I arrived (late; at two points I ran for a train and saw it pull away) and had to make my way back through Denham village without a map; we were going to meet at the country park visitor's centre. I managed to remember the route from a month ago and met my parents, who by now were all caked up and ready to go.
The canal
From there it didn't take long to get to the canal, and for this walk we stayed by the canal almost the whole way.
At one point there was a rather strange marina opposite. It gave the impression that the canal had just randomly flooded a large adjoining area; there wasn't an entrance exactly, more a series of places where the water ran over the boundary.
An old metal pedestrian bridge ran across the canal at one point, but I guess it led to private property; it had been thoroughly blocked by a rough assortment of metal grids, in addition to a tangle of undergrowth. We did climb up onto it anyway, just to see.
Waterways led off the canal at various points, none of them passable to boats.
We reached Copper Mill Lock, so called because there's an old copper mill opposite. They used to take in copper on the canal and, er, mill it into copper sheets or whatever. It's a very long brick building that has, of course, now been converted into housing or offices. Before the lock, the millstream from an older mill flows fast into the canal; a horde of canoeists were going around a slalom course here.
An bridge ran across an inlet on our side of the canal, in addition to the bridge that carried the towpath. Spiderwebs on this structure were very prominent, covered in some kind of fluff.
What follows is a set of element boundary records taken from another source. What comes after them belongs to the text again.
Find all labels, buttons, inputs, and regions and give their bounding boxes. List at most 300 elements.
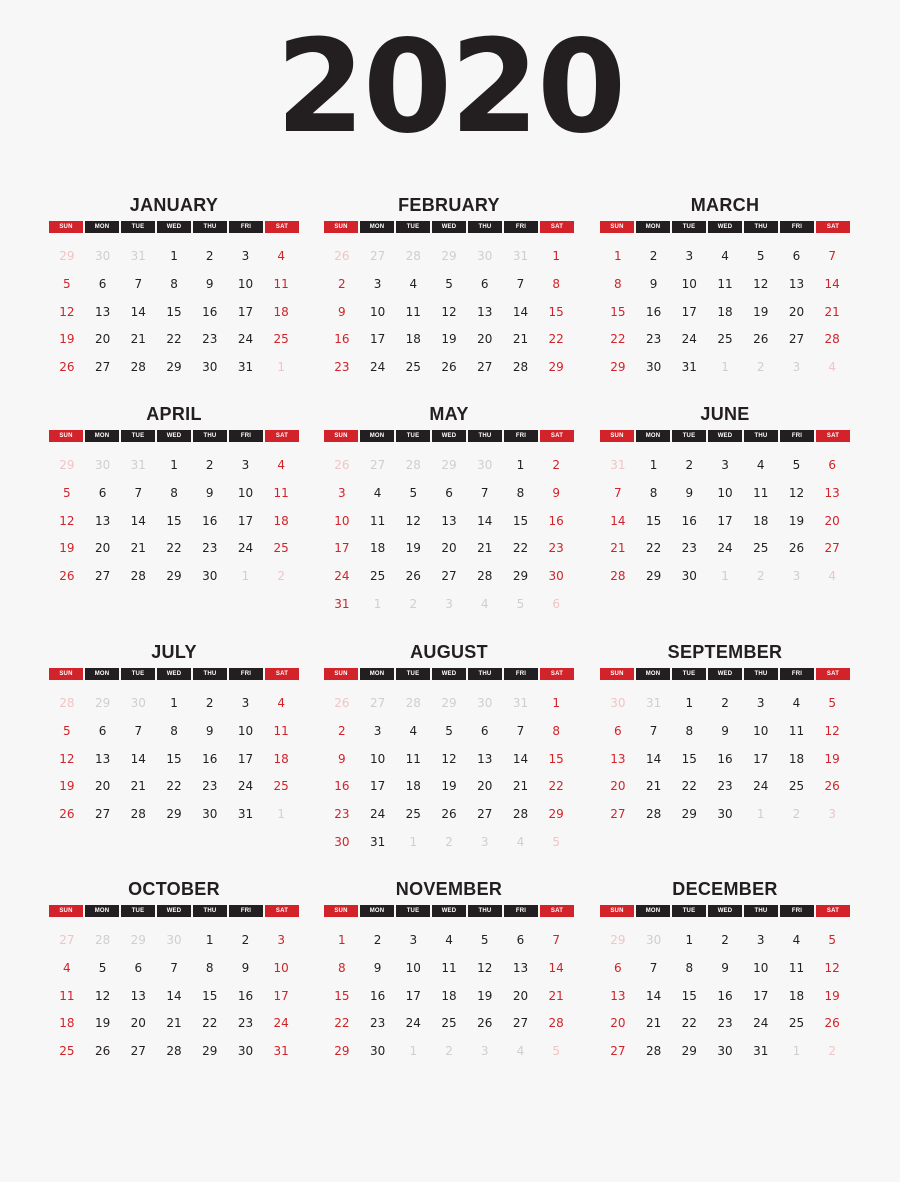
day-cell: 26 [824,779,840,794]
day-cell: 28 [610,569,626,584]
day-cell: 8 [170,276,178,291]
day-cell: 6 [614,723,622,738]
day-cell: 5 [480,933,489,947]
day-cell-outside: 30 [477,458,493,472]
day-cell: 1 [170,249,178,263]
day-cell: 22 [610,332,626,347]
weekday-wed: WED [157,668,191,680]
day-cell: 2 [241,933,250,947]
day-cell: 9 [721,723,729,738]
weekday-fri: FRI [229,668,263,680]
weekday-sat: SAT [540,221,574,233]
day-cell-outside: 29 [441,696,457,710]
week-row [49,690,299,718]
day-cell: 7 [552,933,560,947]
day-cell: 17 [753,988,769,1003]
day-cell: 8 [170,485,178,500]
day-cell: 24 [681,332,697,347]
day-cell: 16 [681,513,697,528]
week-row [49,983,299,1011]
weekday-tue: TUE [121,430,155,442]
day-cell: 14 [548,960,564,975]
day-cell: 19 [441,779,457,794]
day-cell: 15 [548,304,564,319]
day-cell: 12 [824,960,840,975]
day-cell: 21 [645,1016,662,1031]
day-cell-outside: 3 [792,569,801,584]
day-cell: 5 [63,485,71,500]
weekday-thu: THU [468,905,502,917]
day-cell: 19 [824,988,840,1003]
day-cell: 27 [130,1044,146,1059]
day-cell: 29 [166,569,182,584]
week-row [600,1010,850,1038]
week-row [324,535,574,563]
day-cell: 9 [205,276,214,291]
day-cell: 22 [681,779,697,794]
weekday-sun: SUN [324,905,358,917]
day-cell: 1 [170,696,178,710]
day-cell: 12 [441,304,457,319]
weekday-tue: TUE [121,905,155,917]
day-cell: 27 [94,807,111,822]
day-cell: 15 [166,751,182,766]
week-row [600,1038,850,1066]
day-cell: 2 [205,458,214,472]
day-cell-outside: 31 [512,696,529,710]
day-cell: 14 [130,513,146,528]
day-cell: 18 [405,779,421,794]
day-cell: 5 [409,485,418,500]
day-cell: 26 [753,332,769,347]
day-cell: 15 [681,751,697,766]
day-cell: 4 [63,960,71,975]
day-cell: 11 [273,276,289,291]
month-may [324,403,574,619]
week-row [324,690,574,718]
weekday-wed: WED [708,221,742,233]
week-row [324,718,574,746]
day-cell: 7 [828,249,836,263]
month-september [600,641,850,829]
week-row [600,452,850,480]
day-cell-outside: 27 [369,249,386,263]
day-cell: 3 [241,458,250,472]
day-cell-outside: 31 [512,249,529,263]
day-cell: 18 [788,988,805,1003]
week-row [49,773,299,801]
day-cell: 27 [441,569,457,584]
day-cell: 3 [685,249,694,263]
weekday-sat: SAT [265,430,299,442]
day-cell: 1 [649,458,658,472]
day-cell: 24 [369,360,386,375]
weekday-tue: TUE [396,668,430,680]
day-cell: 24 [753,1016,769,1031]
weekday-thu: THU [468,668,502,680]
day-cell: 25 [273,779,289,794]
day-cell: 24 [405,1016,421,1031]
day-cell: 9 [241,960,250,975]
day-cell: 18 [753,513,769,528]
month-name: SEPTEMBER [667,642,783,662]
day-cell: 27 [788,332,805,347]
day-cell: 27 [94,360,111,375]
day-cell: 12 [441,751,457,766]
week-row [324,508,574,536]
day-cell: 11 [369,513,386,528]
day-cell: 25 [273,332,289,347]
day-cell: 8 [685,960,694,975]
day-cell: 17 [753,751,769,766]
day-cell: 20 [512,988,529,1003]
day-cell: 24 [237,779,254,794]
week-row [49,563,299,591]
weekday-thu: THU [193,221,227,233]
day-cell: 13 [788,276,805,291]
week-row [324,480,574,508]
day-cell: 24 [369,807,386,822]
day-cell: 24 [237,332,254,347]
day-cell-outside: 3 [480,1044,489,1059]
day-cell: 4 [445,933,453,947]
weekday-header [49,221,299,233]
weekday-fri: FRI [504,430,538,442]
month-name: DECEMBER [672,879,778,899]
weekday-sun: SUN [49,905,83,917]
day-cell: 31 [681,360,697,375]
day-cell: 18 [273,751,289,766]
weekday-wed: WED [708,668,742,680]
day-cell: 28 [512,360,529,375]
day-cell: 15 [334,988,350,1003]
weekday-wed: WED [432,430,466,442]
day-cell: 26 [441,807,457,822]
weekday-mon: MON [636,668,670,680]
day-cell: 17 [237,513,254,528]
week-row [324,1010,574,1038]
day-cell: 27 [610,1044,626,1059]
week-row [600,746,850,774]
day-cell: 30 [202,569,218,584]
weekday-header [324,905,574,917]
day-cell: 31 [237,807,254,822]
month-august [324,641,574,857]
day-cell: 30 [202,360,218,375]
day-cell: 28 [130,569,146,584]
day-cell: 2 [649,249,658,263]
day-cell: 29 [681,1044,697,1059]
day-cell-outside: 29 [610,933,626,947]
weekday-fri: FRI [780,668,814,680]
day-cell: 2 [338,276,346,291]
day-cell: 23 [202,541,218,556]
day-cell: 6 [614,960,622,975]
weekday-thu: THU [744,221,778,233]
month-name: NOVEMBER [395,879,503,899]
week-row [49,508,299,536]
weekday-tue: TUE [672,668,706,680]
day-cell: 22 [681,1016,697,1031]
month-name: MARCH [690,195,760,215]
day-cell: 1 [338,933,346,947]
day-cell: 25 [273,541,289,556]
day-cell: 16 [202,513,218,528]
day-cell-outside: 31 [610,458,626,472]
day-cell: 21 [824,304,840,319]
day-cell: 13 [94,513,111,528]
day-cell: 12 [477,960,493,975]
day-cell: 10 [334,513,350,528]
day-cell-outside: 26 [334,249,350,263]
day-cell-outside: 1 [241,569,250,584]
day-cell: 26 [59,360,75,375]
day-cell: 10 [717,485,733,500]
month-january [49,194,299,382]
week-row [600,801,850,829]
day-cell: 30 [681,569,697,584]
day-cell: 22 [548,332,564,347]
day-cell: 8 [170,723,178,738]
day-cell: 6 [828,458,836,472]
week-row [324,354,574,382]
day-cell: 30 [202,807,218,822]
day-cell: 29 [166,360,182,375]
day-cell-outside: 2 [828,1044,836,1059]
month-july [49,641,299,829]
weekday-header [600,221,850,233]
day-cell: 3 [373,276,382,291]
day-cell-outside: 1 [721,360,729,375]
day-cell: 20 [130,1016,146,1031]
weekday-sun: SUN [324,430,358,442]
week-row [600,508,850,536]
day-cell: 12 [405,513,421,528]
week-row [324,773,574,801]
day-cell: 4 [277,249,285,263]
day-cell: 12 [59,751,75,766]
day-cell: 7 [134,723,143,738]
day-cell: 14 [130,751,146,766]
week-row [324,299,574,327]
day-cell: 15 [202,988,218,1003]
day-cell-outside: 26 [334,458,350,472]
day-cell: 19 [59,779,75,794]
week-row [49,927,299,955]
weekday-header [49,905,299,917]
day-cell: 18 [717,304,733,319]
day-cell: 14 [645,988,662,1003]
day-cell: 14 [130,304,146,319]
day-cell: 9 [685,485,694,500]
day-cell: 30 [717,1044,733,1059]
day-cell: 21 [548,988,564,1003]
day-cell: 20 [610,779,626,794]
week-row [324,563,574,591]
day-cell: 19 [59,541,75,556]
weekday-fri: FRI [229,430,263,442]
weekday-mon: MON [636,430,670,442]
day-cell: 23 [717,779,733,794]
day-cell: 1 [205,933,214,947]
day-cell: 7 [134,276,143,291]
day-cell: 21 [166,1016,182,1031]
day-cell: 9 [649,276,658,291]
weekday-sat: SAT [816,905,850,917]
day-cell: 11 [405,751,421,766]
day-cell: 2 [373,933,382,947]
day-cell: 12 [94,988,111,1003]
day-cell: 13 [94,304,111,319]
day-cell: 28 [130,807,146,822]
day-cell: 23 [237,1016,254,1031]
day-cell: 16 [548,513,564,528]
day-cell: 23 [645,332,662,347]
day-cell-outside: 2 [409,596,418,611]
day-cell: 27 [512,1016,529,1031]
day-cell: 10 [405,960,421,975]
day-cell: 17 [237,751,254,766]
day-cell: 6 [792,249,801,263]
month-name: OCTOBER [128,879,220,899]
day-cell-outside: 28 [405,249,421,263]
day-cell: 30 [369,1044,386,1059]
day-cell: 18 [788,751,805,766]
weekday-thu: THU [744,430,778,442]
day-cell: 28 [645,807,662,822]
day-cell: 5 [828,933,836,947]
day-cell: 5 [828,696,836,710]
day-cell: 27 [94,569,111,584]
month-december [600,878,850,1066]
day-cell: 23 [681,541,697,556]
day-cell-outside: 1 [792,1044,801,1059]
week-row [324,746,574,774]
day-cell-outside: 26 [334,696,350,710]
day-cell: 21 [645,779,662,794]
day-cell: 8 [205,960,214,975]
day-cell: 18 [273,513,289,528]
day-cell: 1 [614,249,622,263]
weekday-sat: SAT [265,905,299,917]
day-cell: 23 [334,807,350,822]
day-cell: 10 [369,751,386,766]
day-cell: 21 [610,541,626,556]
day-cell: 16 [202,304,218,319]
day-cell: 16 [334,332,350,347]
day-cell: 14 [166,988,182,1003]
day-cell: 4 [373,485,382,500]
day-cell: 5 [63,276,71,291]
day-cell: 14 [824,276,840,291]
day-cell: 1 [552,696,560,710]
day-cell: 30 [237,1044,254,1059]
day-cell: 17 [369,332,386,347]
day-cell-outside: 30 [610,696,626,710]
day-cell: 7 [614,485,622,500]
week-row [324,1038,574,1066]
day-cell-outside: 2 [756,569,765,584]
day-cell: 12 [788,485,805,500]
weekday-header [324,430,574,442]
day-cell: 20 [610,1016,626,1031]
day-cell: 25 [369,569,386,584]
day-cell: 28 [166,1044,182,1059]
day-cell: 20 [788,304,805,319]
day-cell-outside: 29 [59,249,75,263]
day-cell: 22 [645,541,662,556]
day-cell-outside: 28 [94,933,111,947]
day-cell: 4 [277,696,285,710]
day-cell-outside: 2 [277,569,285,584]
day-cell: 22 [166,779,182,794]
weekday-header [49,668,299,680]
day-cell: 16 [237,988,254,1003]
day-cell: 14 [610,513,626,528]
day-cell: 15 [166,513,182,528]
day-cell-outside: 30 [477,249,493,263]
day-cell: 13 [610,751,626,766]
day-cell: 8 [516,485,525,500]
day-cell: 5 [756,249,765,263]
day-cell: 4 [721,249,729,263]
day-cell: 31 [334,596,350,611]
day-cell: 29 [645,569,662,584]
weekday-sat: SAT [540,668,574,680]
day-cell: 21 [512,332,529,347]
day-cell: 25 [441,1016,457,1031]
day-cell: 7 [134,485,143,500]
weekday-wed: WED [157,221,191,233]
day-cell: 5 [445,723,453,738]
day-cell-outside: 6 [552,596,560,611]
weekday-tue: TUE [396,905,430,917]
day-cell: 11 [753,485,769,500]
week-row [600,927,850,955]
weekday-sat: SAT [265,668,299,680]
day-cell: 6 [480,723,489,738]
day-cell: 25 [405,807,421,822]
day-cell-outside: 28 [59,696,75,710]
day-cell: 9 [552,485,560,500]
weekday-fri: FRI [780,430,814,442]
day-cell: 26 [824,1016,840,1031]
day-cell: 15 [548,751,564,766]
day-cell: 10 [237,276,254,291]
day-cell: 20 [94,779,111,794]
day-cell: 3 [277,933,285,947]
day-cell: 27 [824,541,840,556]
day-cell: 20 [94,332,111,347]
day-cell: 18 [273,304,289,319]
day-cell: 4 [409,723,418,738]
day-cell: 30 [717,807,733,822]
weekday-sat: SAT [816,430,850,442]
day-cell: 6 [480,276,489,291]
day-cell: 19 [405,541,421,556]
weekday-header [600,668,850,680]
week-row [49,535,299,563]
day-cell: 15 [166,304,182,319]
day-cell-outside: 29 [59,458,75,472]
weekday-fri: FRI [504,668,538,680]
weekday-mon: MON [360,905,394,917]
week-row [600,773,850,801]
day-cell: 14 [512,751,529,766]
day-cell: 17 [681,304,697,319]
day-cell: 25 [788,1016,805,1031]
weekday-thu: THU [193,430,227,442]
We then came upon the most surprising sight: the steel-frame skeleton of a large building opposite, with a giant stuffed-toy monkey hanging from one of its upper beams. I don't know what the monkey did to deserve that! I tried Google but wasn't sure what to search on. (It's here - you can just see it over the water.)
There were lots of moorings along the canal for most of the rest of the way. Actually, we'd seen a fair few boats moving, too; the final count of that was somewhere above 20. Probably not as many as we'd have seen when it was a working canal, although at that point we wouldn't have been officially allowed on the towpath as it was closed to the public, and I wouldn't have been able to take pictures because photography hadn't been invented (ok not quite but). You win some, you lose some.
The rest of the way into Watford featured several depressing housing estates beside the canal, presumably built on old industrial land.
And that's it: we walked into Watford through a nice, large park with a funfair (which we didn't visit) and to the station.